During a conversation with Claire Smith on New Day, she revealed she didn't want to bring their child under the public's eye, unlike what her parents did with her. She stated that no one is going to see her son's face on the internet any time soon.
"I have been in the public eye for a long time. Having been able to keep a lot of things personal, keeping this to me, in fact, was very healing for me," she said.
The Billionaire Boys Club star revealed there are some things that her mom taught her to do and a lot more things not to do.
"I was her[Fisher's] mother, her kid, I was her everything. And that's one of the things I'm learning not to do with my kid," said Lourd.

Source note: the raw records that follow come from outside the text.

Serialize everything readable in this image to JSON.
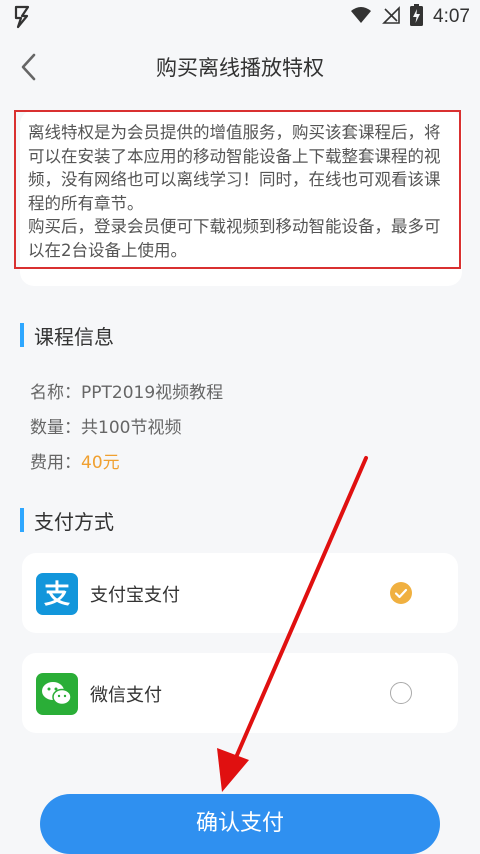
{
  "status_bar": {
    "time": "4:07",
    "notification_icon": "bolt-icon"
  },
  "header": {
    "title": "购买离线播放特权",
    "back_icon": "back-chevron-icon"
  },
  "notice": {
    "paragraph1": "离线特权是为会员提供的增值服务，购买该套课程后，将可以在安装了本应用的移动智能设备上下载整套课程的视频，没有网络也可以离线学习！同时，在线也可观看该课程的所有章节。",
    "paragraph2": "购买后，登录会员便可下载视频到移动智能设备，最多可以在2台设备上使用。"
  },
  "course_info": {
    "section_title": "课程信息",
    "name_label": "名称：",
    "name_value": "PPT2019视频教程",
    "count_label": "数量：",
    "count_value": "共100节视频",
    "price_label": "费用：",
    "price_value": "40元"
  },
  "payment": {
    "section_title": "支付方式",
    "options": [
      {
        "label": "支付宝支付",
        "icon": "alipay-icon",
        "selected": true,
        "icon_text": "支"
      },
      {
        "label": "微信支付",
        "icon": "wechat-icon",
        "selected": false
      }
    ]
  },
  "confirm_button": {
    "label": "确认支付"
  },
  "colors": {
    "accent": "#2f90f0",
    "section_bar": "#2ea7ff",
    "price": "#f0a030",
    "annotation": "#e01010",
    "alipay": "#1296db",
    "wechat": "#2aae37"
  }
}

Billie Lourd on Her Mother and Grandmother’s Death
Actress Carrie Fisher died in 2017 at the age of 60 following a heart attack. A day later, her mother and Lourd's grandmother, legendary actress Debbie Reynolds, died following a stroke. She was 84.
Her daughter, Lourd, said that her life would've been so much different if her mother had been still alive. When her mother and her grandmother were alive, she tried to avoid doing things in their shadow.
People often offered her photoshoots with her celebrity mom and grandmother, but she always avoided them because she wanted to make sure that people knew her for her performance, not from the family she was born into.
"Now I wish I could run back and do all of those photoshoots," she said. "And do anything with them, really. I guess I just tried to separate myself from them more while they were alive."
Lourd went on to explain how after their death, her grieving was portrayed falsely by the media and that the experience was brutal because everything she said would be turned into some headline that she didn't mean.
"It sounded like I wanted them to die, and that is absolutely the opposite of what I wanted," Lourd said. "I would do anything to get them back, but it sounded like I was excited."
She also stated that she wouldn't be able to do some roles she took because she would've been so busy taking care of herself.